Saturday, August 6, 2011

The Value Of Unions - Even If You Don't Belong To One

Kevin Drum has a must read article up at Mother Jones. In said article, he discusses what the economy and political structure of America would look like if the unions had maintained the density level that they enjoyed in 1973, especially in regards to income inequality.  First he provides this chart which clearly displays how much we've lost financially with the decline in unions:


He then gives us this analysis and ominous prognosis:
Western and Rosenfeld's explanation for this is similar to Jacob Hacker and Paul Pierson's in Winner-Take-All Politics, last year's best book on modern political economy. Roughly speaking, there's a direct economic effect of unionization on wages, but there's also an effect of unions on the political system that indirectly affects wages. Western and Rosenfeld put it like this:
[Our] analysis suggests that unions helped shape the allocation of wages not just for their members, but across the labor market. The decline of US labor and the associated increase in wage inequality signaled the deterioration of the labor market as a political institution.…The de-politicization of the US labor market appears self-reinforcing: as organized labor’s political power dissipates, economic interests in the labor market are dispersed and policymakers have fewer incentives to strengthen unions or otherwise equalize economic rewards.

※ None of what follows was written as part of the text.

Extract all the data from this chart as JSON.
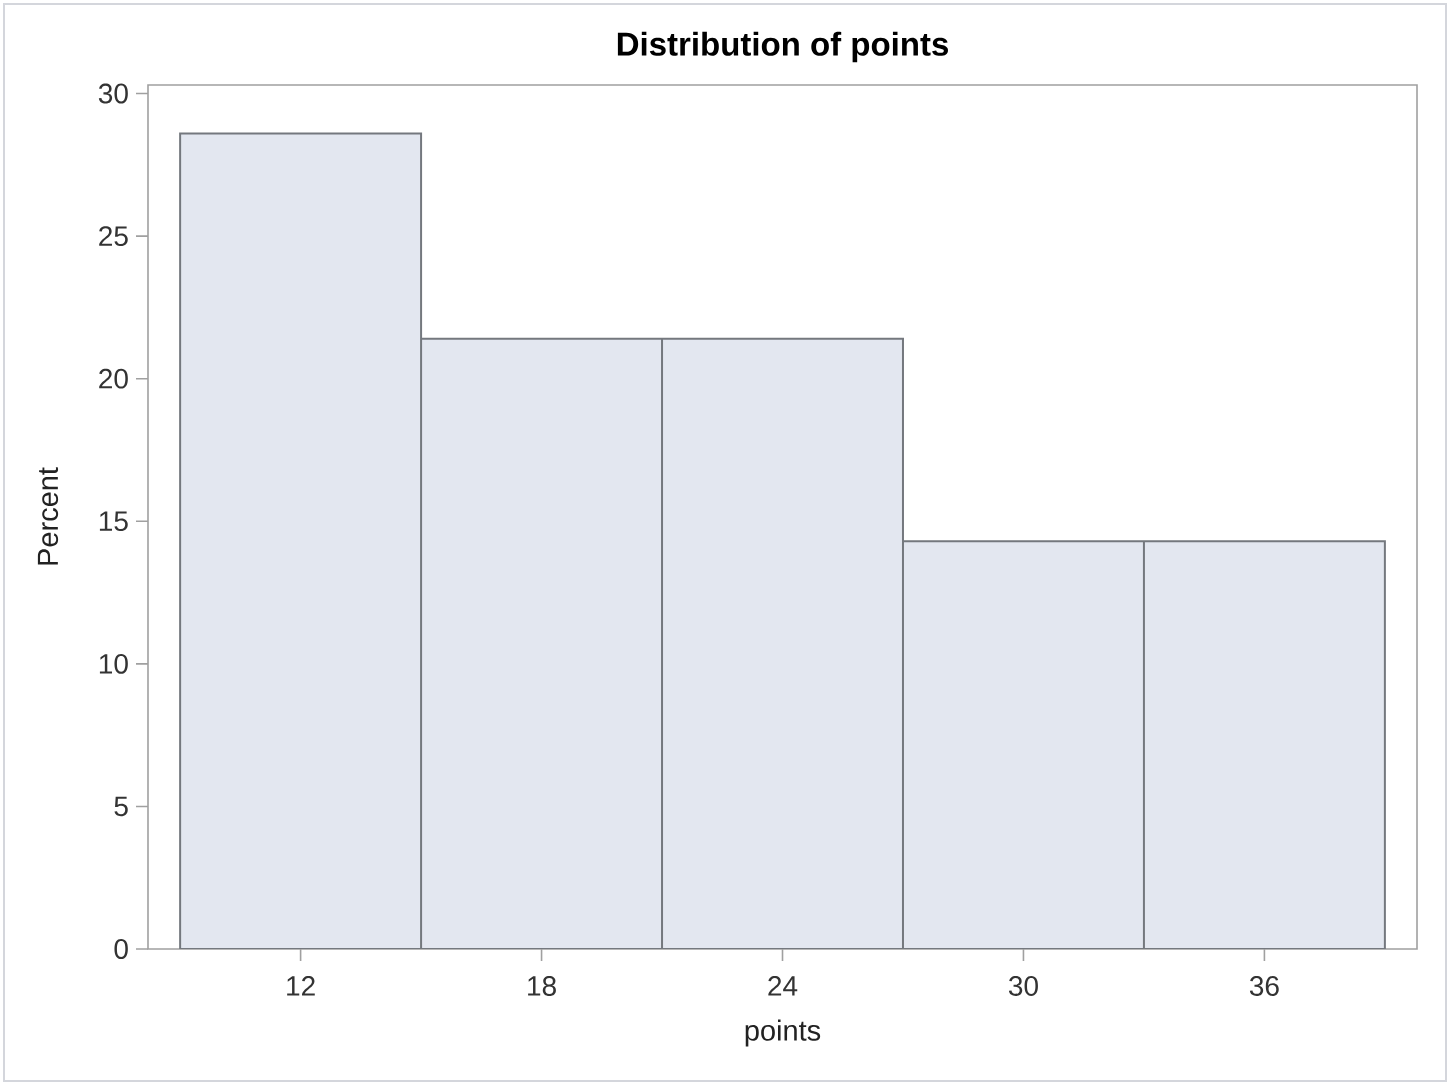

…[Prior to 1973,] unions offered an alternative to an unbridled market logic, and this institutional alternative employed over a third of all male private sector workers. The social experience of organized labor bled into nonunion sectors, contributing to greater equality overall. As unions declined, not only did the logic of the market encroach on what had been the union sector, but the logic of the market deepened in the nonunion sector, too, contributing to the rise in wage inequality.
In other words, deunionization has allowed income inequality to rise partly because unions are negotiating wages for fewer people than they used to, and partly because unions no longer have the power to force the political system to pay attention to the needs of the middle class. But if income inequality has to be reduced in order for middle class wages to grow—and it does—and if robust middle class wages are a key driver of the liberal project—and they are—then we're all in big trouble. Mass unionization is gone, and it's not coming back. This means we still need something to take its place, and we still don't have it. Until we do, the progressive movement will continue to tread water.
Like I said, ominous. But I wouldn't be so hasty to say that the unions will never come back. There's no telling how far the pendulum will swing back in the union's favor, but it's definitely swinging back.